Friday, November 26, 2004

Life Story 

My grandfather can’t sleep.

He’s on the couch in the guesthouse lounge, staring into space when we return from a movie.

He tells us his life story – buying the farm in 1927, moving away from home in 1940 at age 14, working at the Venetian blinds place until it moved out of town, and then buying that first panel truck, taking orders, and making a business for himself buying eggs from his old neighbor farms, and selling them door to door to the folks who used to come for a week at a time, 70 at a time, to his parent’s farm.

In the winter, it was just a farm. They tapped tress and boiled maple syrup on the woodstove which was always burning, his mother always too hot, with a towel around her neck. They had 67 acres: cows, chickens, two horses. He fed them, milked the cows, mostly. He drove the Model T as soon as his legs could reach the pedals; left school at 14 against the principal’s urging because he was needed on the farm.
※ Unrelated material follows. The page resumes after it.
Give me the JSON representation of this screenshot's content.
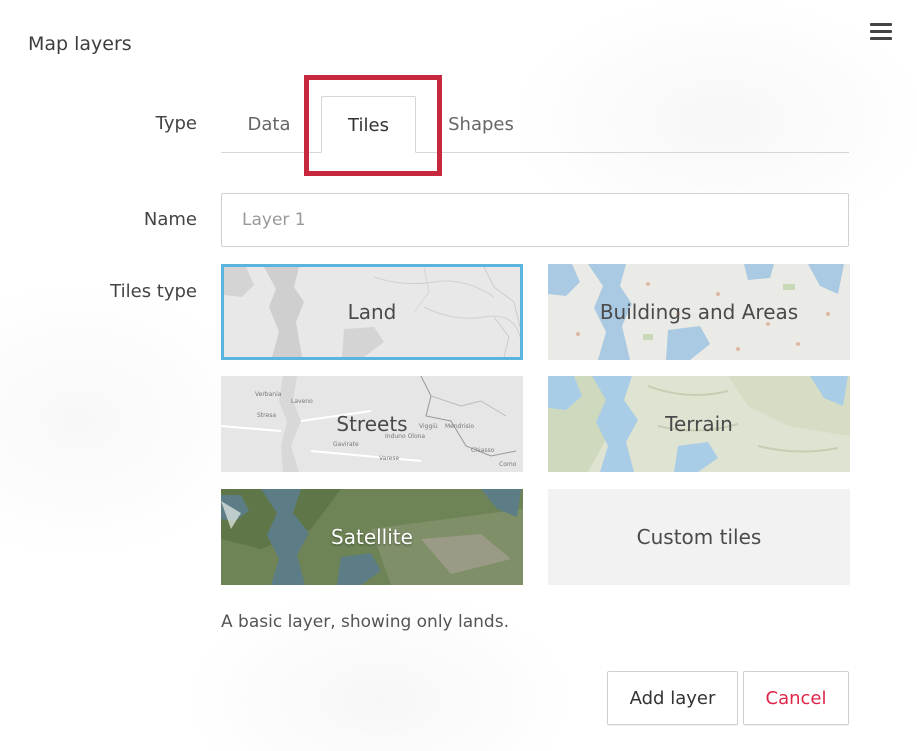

But the farm was just for sustenance. In the summer, the summerfolk came for a week at a time, 70 at once, to sit around all day and play cards, or just lie in the sun. They paid 25 bucks, maybe 30 for the week. His father sang tenor on the porch, and the guests said it was just like the radio. In the fall, his father, though not a religious man in his heart, was the cantor for the local synagogue at the high holy days.
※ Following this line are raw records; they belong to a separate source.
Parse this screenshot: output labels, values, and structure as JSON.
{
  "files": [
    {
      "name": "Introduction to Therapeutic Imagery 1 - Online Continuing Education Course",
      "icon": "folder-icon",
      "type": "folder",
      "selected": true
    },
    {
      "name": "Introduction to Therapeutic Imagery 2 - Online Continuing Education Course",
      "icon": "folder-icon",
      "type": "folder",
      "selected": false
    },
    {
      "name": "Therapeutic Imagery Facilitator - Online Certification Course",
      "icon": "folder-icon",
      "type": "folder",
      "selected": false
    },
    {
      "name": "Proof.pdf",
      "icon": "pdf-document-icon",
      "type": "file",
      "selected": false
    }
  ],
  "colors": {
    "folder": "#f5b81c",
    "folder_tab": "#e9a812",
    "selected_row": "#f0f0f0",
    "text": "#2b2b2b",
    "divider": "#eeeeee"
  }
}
His father died because he wasn’t thinking. There was an overflow pipe, a release valve, for when the water boiler got too full, and one summer day the dishwasher told him the “pipe was leaking.” In a hurry to get into town in the car, he told the guy to plug up the pipe. Later, the boiler blew up in his face from the pressure.

He met Florence there at the farm. She came up with some friends, and they fell in love. She used to play handball – be active, he says. But though my father listens carefully for the tiniest new memories each time he tells it, that’s really the only place she’s always had in his story.
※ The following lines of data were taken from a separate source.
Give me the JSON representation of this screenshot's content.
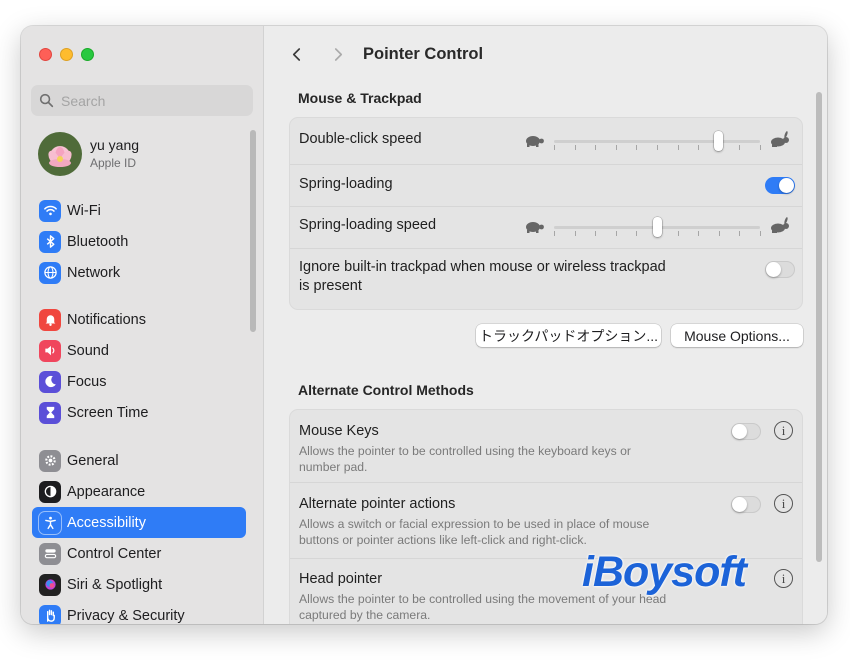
{
  "window": {
    "title": "Pointer Control"
  },
  "search": {
    "placeholder": "Search"
  },
  "profile": {
    "name": "yu yang",
    "subtitle": "Apple ID"
  },
  "sidebar": {
    "group1": [
      {
        "label": "Wi-Fi",
        "icon": "wifi-icon",
        "color": "#2f7cf6"
      },
      {
        "label": "Bluetooth",
        "icon": "bluetooth-icon",
        "color": "#2f7cf6"
      },
      {
        "label": "Network",
        "icon": "globe-icon",
        "color": "#2f7cf6"
      }
    ],
    "group2": [
      {
        "label": "Notifications",
        "icon": "bell-icon",
        "color": "#f0473f"
      },
      {
        "label": "Sound",
        "icon": "speaker-icon",
        "color": "#f0465d"
      },
      {
        "label": "Focus",
        "icon": "moon-icon",
        "color": "#5b4fd8"
      },
      {
        "label": "Screen Time",
        "icon": "hourglass-icon",
        "color": "#5b4fd8"
      }
    ],
    "group3": [
      {
        "label": "General",
        "icon": "gear-icon",
        "color": "#8e8e93"
      },
      {
        "label": "Appearance",
        "icon": "appearance-icon",
        "color": "#1d1d1f"
      },
      {
        "label": "Accessibility",
        "icon": "accessibility-icon",
        "color": "#2f7cf6",
        "active": true
      },
      {
        "label": "Control Center",
        "icon": "control-center-icon",
        "color": "#8e8e93"
      },
      {
        "label": "Siri & Spotlight",
        "icon": "siri-icon",
        "color": "#222222"
      },
      {
        "label": "Privacy & Security",
        "icon": "hand-icon",
        "color": "#2f7cf6"
      }
    ]
  },
  "sections": {
    "mouse_trackpad": {
      "title": "Mouse & Trackpad",
      "double_click_speed": {
        "label": "Double-click speed",
        "value": 0.8
      },
      "spring_loading": {
        "label": "Spring-loading",
        "enabled": true
      },
      "spring_loading_speed": {
        "label": "Spring-loading speed",
        "value": 0.5
      },
      "ignore_trackpad": {
        "label_line1": "Ignore built-in trackpad when mouse or wireless trackpad",
        "label_line2": "is present",
        "enabled": false
      }
    },
    "buttons": {
      "trackpad_options": "トラックパッドオプション...",
      "mouse_options": "Mouse Options..."
    },
    "alternate": {
      "title": "Alternate Control Methods",
      "mouse_keys": {
        "label": "Mouse Keys",
        "desc_line1": "Allows the pointer to be controlled using the keyboard keys or",
        "desc_line2": "number pad.",
        "enabled": false
      },
      "alt_pointer": {
        "label": "Alternate pointer actions",
        "desc_line1": "Allows a switch or facial expression to be used in place of mouse",
        "desc_line2": "buttons or pointer actions like left-click and right-click.",
        "enabled": false
      },
      "head_pointer": {
        "label": "Head pointer",
        "desc_line1": "Allows the pointer to be controlled using the movement of your head",
        "desc_line2": "captured by the camera."
      }
    }
  },
  "watermark": "iBoysoft"
}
And now on the guesthouse couch in his full clothes and slippers because he couldn’t sleep in the bed – the blankets were too heavy, something -- Hy struggles to fit her death into his life story. He tells of the coffin being lowered, and the guests coming from the retirement village, a surprise, unexpected; how she walked in to the hospital on Monday, and then, on Sunday, she was gone. It’s not anecdotal yet, and you can see it’ll bother him until it is.

They were married for 64 years. At home, he says, he keeps looking over at the couch to see if the TV is too loud for her.

I’d do anything to help him sleep.

posted by boyhowdy | 1:29 AM |

Comments:
I think, sometimes, it is merely by listening as they tell their stories (however many times they tell it) that we help the most.

I understand how you feel - I really do.